26 June 2018 | Ikaria - 7,236 NM
Warm but unsettled
After a pleasant but uneventful evening in Karlovassi, we set off for Chios early the next morning. The sea was a bit rough but we had a good sail most of the way, the highlight being a huge pod of dolphins that came to play. They stayed with us for ages spinning and jumping and seemed to be having a great time - as were we. We sailed straight towards Gia and George's villa so that they could see us coming and then turned to do the last couple of miles to the little fishing harbour of Agia Ermioni. Mooring was definitely interesting as it was clearly designed for small fishing boats. It was too shallow further in and had rocks along a long wall which would of been perfect. With the help of Captain Yannis, George's friend, we eventually settled on a spot just inside the wall stern-to but the anchor wouldn't hold and so we pulled her round side to leaving the anchor out but when we pulled it in a bit it suddenly bit very hard. We thought we had probably picked up a mooring chain which was going to make leaving interesting! Anyway, we were in, phew and George took us up to their fabulous villa in Agia Fotini.

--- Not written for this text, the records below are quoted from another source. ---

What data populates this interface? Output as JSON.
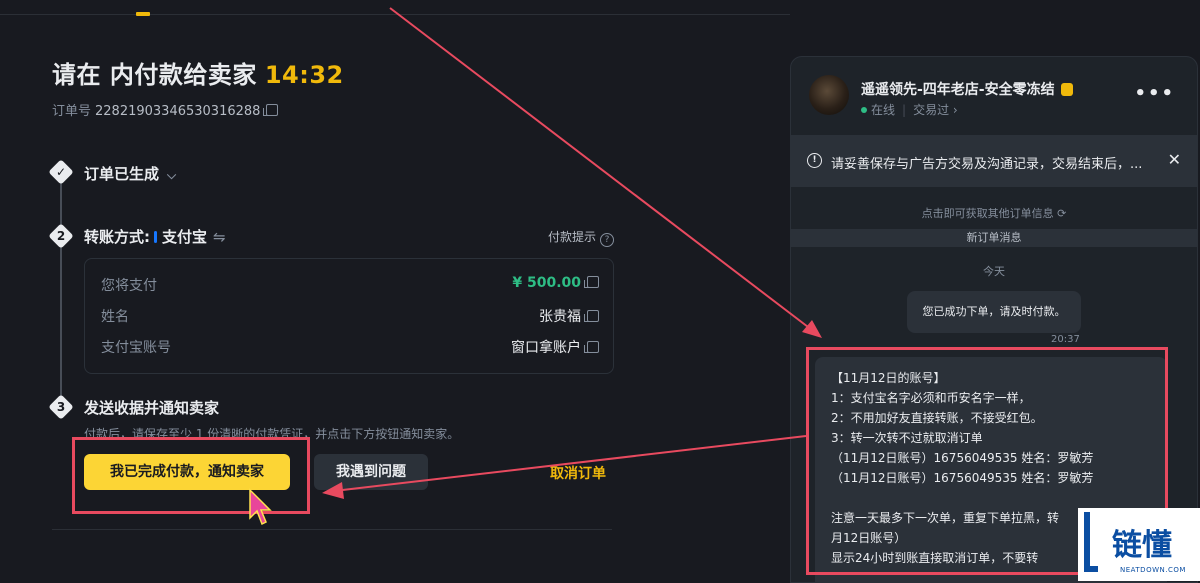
{
  "header": {
    "title": "请在 内付款给卖家",
    "timer": "14:32",
    "order_label": "订单号",
    "order_number": "22821903346530316288"
  },
  "steps": {
    "step1": {
      "label": "订单已生成"
    },
    "step2": {
      "number": "2",
      "label": "转账方式:",
      "method": "支付宝",
      "hint": "付款提示",
      "rows": [
        {
          "key": "您将支付",
          "value": "¥ 500.00"
        },
        {
          "key": "姓名",
          "value": "张贵福"
        },
        {
          "key": "支付宝账号",
          "value": "窗口拿账户"
        }
      ]
    },
    "step3": {
      "number": "3",
      "label": "发送收据并通知卖家",
      "hint": "付款后，请保存至少 1 份清晰的付款凭证，并点击下方按钮通知卖家。"
    }
  },
  "actions": {
    "confirm_label": "我已完成付款，通知卖家",
    "problem_label": "我遇到问题",
    "cancel_label": "取消订单"
  },
  "chat": {
    "seller_name": "遥遥领先-四年老店-安全零冻结",
    "status": "在线",
    "trades_label": "交易过",
    "notice": "请妥善保存与广告方交易及沟通记录，交易结束后，...",
    "get_info": "点击即可获取其他订单信息",
    "new_msg": "新订单消息",
    "today": "今天",
    "msg1": "您已成功下单，请及时付款。",
    "msg1_time": "20:37",
    "msg2_lines": [
      "【11月12日的账号】",
      "1：支付宝名字必须和币安名字一样，",
      "2：不用加好友直接转账，不接受红包。",
      "3：转一次转不过就取消订单",
      "（11月12日账号）16756049535 姓名：罗敏芳",
      "（11月12日账号）16756049535 姓名：罗敏芳",
      "",
      " 注意一天最多下一次单，重复下单拉黑，转",
      "月12日账号）",
      " 显示24小时到账直接取消订单，不要转"
    ]
  },
  "watermark": {
    "text": "链懂",
    "sub": "NEATDOWN.COM"
  },
  "colors": {
    "accent": "#f0b90b",
    "button": "#fcd535",
    "green": "#2ebd85",
    "annotation": "#e84a5f"
  }
}
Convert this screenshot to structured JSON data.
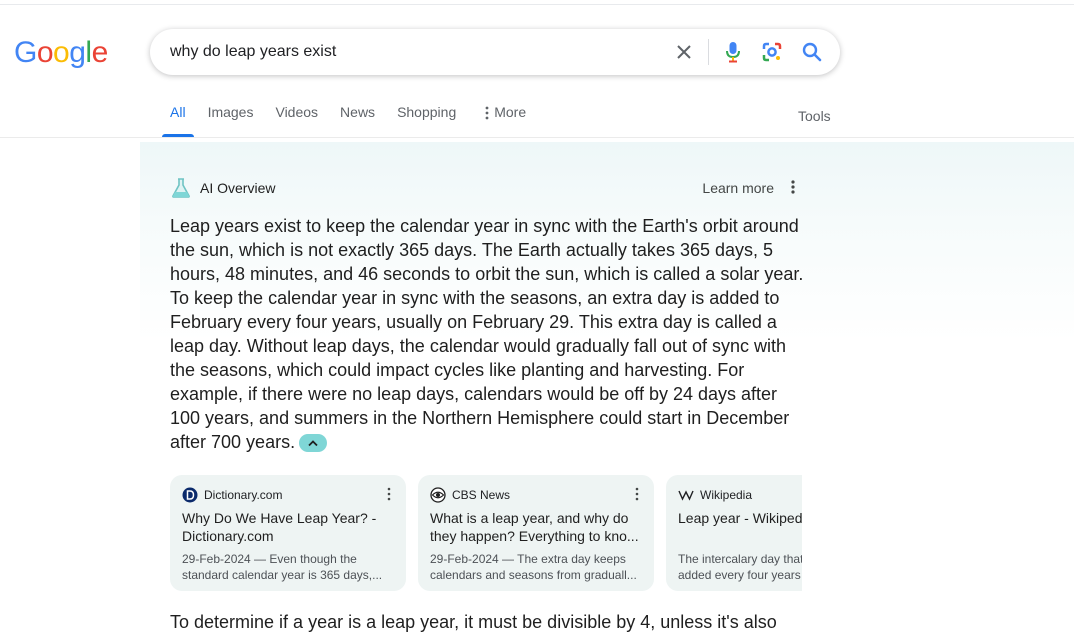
{
  "logo": {
    "letters": [
      "G",
      "o",
      "o",
      "g",
      "l",
      "e"
    ],
    "colors": [
      "#4285F4",
      "#EA4335",
      "#FBBC05",
      "#4285F4",
      "#34A853",
      "#EA4335"
    ]
  },
  "search": {
    "query": "why do leap years exist"
  },
  "tabs": [
    {
      "label": "All",
      "active": true
    },
    {
      "label": "Images"
    },
    {
      "label": "Videos"
    },
    {
      "label": "News"
    },
    {
      "label": "Shopping"
    },
    {
      "label": "More"
    }
  ],
  "tools_label": "Tools",
  "ai_overview": {
    "title": "AI Overview",
    "learn_more": "Learn more",
    "text": "Leap years exist to keep the calendar year in sync with the Earth's orbit around the sun, which is not exactly 365 days. The Earth actually takes 365 days, 5 hours, 48 minutes, and 46 seconds to orbit the sun, which is called a solar year. To keep the calendar year in sync with the seasons, an extra day is added to February every four years, usually on February 29. This extra day is called a leap day. Without leap days, the calendar would gradually fall out of sync with the seasons, which could impact cycles like planting and harvesting. For example, if there were no leap days, calendars would be off by 24 days after 100 years, and summers in the Northern Hemisphere could start in December after 700 years.",
    "cards": [
      {
        "source": "Dictionary.com",
        "title": "Why Do We Have Leap Year? - Dictionary.com",
        "snippet": "29-Feb-2024 — Even though the standard calendar year is 365 days,..."
      },
      {
        "source": "CBS News",
        "title": "What is a leap year, and why do they happen? Everything to kno...",
        "snippet": "29-Feb-2024 — The extra day keeps calendars and seasons from graduall..."
      },
      {
        "source": "Wikipedia",
        "title": "Leap year - Wikipedia",
        "snippet": "The intercalary day that is added every four years is called..."
      }
    ],
    "followup": "To determine if a year is a leap year, it must be divisible by 4, unless it's also"
  }
}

George and Gia have a routine where each morning they go for a walk in the hills followed by the beach and a swim and coffee in the local bar, Splash. We were very happy to join in and felt like one of the locals by the time we left. A few days we went exploring further afield and missed the morning swim. The first outing took us to the south west of the island starting with coffee and pastries in a local bakery where we got stuck in a huge thunder storm causing the roads to turn into rivers - spectacular. The storms hampered us further as the windscreen wiper in the hire car kept falling off! Next we visited the fortified towns of Pyrgi and Mesta. Pyrgi had beautiful buildings decorated with geometric patterns in black and white created by scratching off the surface of the render and an old Byzantine church. Mesta was full of narrow streets inside city walls with narrow gates meaning it was traffic free and so very peaceful. At the Mastica museum we learnt that the fortified towns were necessary because of the Mastica which is a gum made from the sap of trees that only grow on Chios and is so valuable that wars have been fought over it. The afternoon was completed with a swim in a beautiful sandy bay, a visit to Mavra Volia beach with its black volcanic pebbles and a late fish lunch in a lovely seaside taverna.
Another trip started with a stunning drive into the mountains which dominate the island to Nea Moni monastery which has a very chequered history having been burnt to the ground twice. The church was being restored but we could still see the remains of frescos hundreds of years old and a relic which miraculously survived the fires. In one room was a glass case full of skulls and other human bones from the hundreds of people slaughtered by the Turks in 1822 - gruesome! We then went to Avgonimia, a very pretty village in the mountains with narrow streets and stunning views - and of course a taverna offering a very nice brunch and big bags of locally picked oregano for 3 euros. Another lovely beach joining an island to Chios finished the day out.
Our final outing was to Langada further north which is a pretty fishing village in a beautiful bay where we had yet another delicious fish dinner.
In between all of this we enjoyed relaxing around the pool and taking in the stunning views of the Aegean from the terrace as well as some delicious meals at home and in tavernas selected by our hosts and all great. All in all we were totally spoilt and had a fantastic time.
After a week we could see the weather changing and so we thought we should move on while we had a northerly wind to blow us back south (and before we outstayed our welcome) and so after saying goodbye one afternoon we were dropped back at Freya. What to do about the potentially stuck anchor had been an ongoing topic of conversation and so we thought we should investigate before leaving in the morning. I went snorkelling and thought I could see it in the rocks but it was very murky and so Paul tried to pull it from the dinghy but all he managed to pull was his back! George and Gia came for drinks in the evening followed by dinner in yet another lovely taverna but Paul's back got worse. In the morning we thought it wiser to stay put and so just when they thought they'd got rid of us George came to collect us and we spent another lovely day relaxing in their home. Early in the morning we were dropped back on Freya and put in place the plan we'd hatched to raise the anchor but it was all unnecessary as it came straight up! We had a lovely, but uncomfortable, for Paul's back, downwind sail (with engine to charge the batteries) to Ikaria where we moored in a new (unfinished) marina which despite having had a fortune spent on it, is still to be adopted yet and so is free!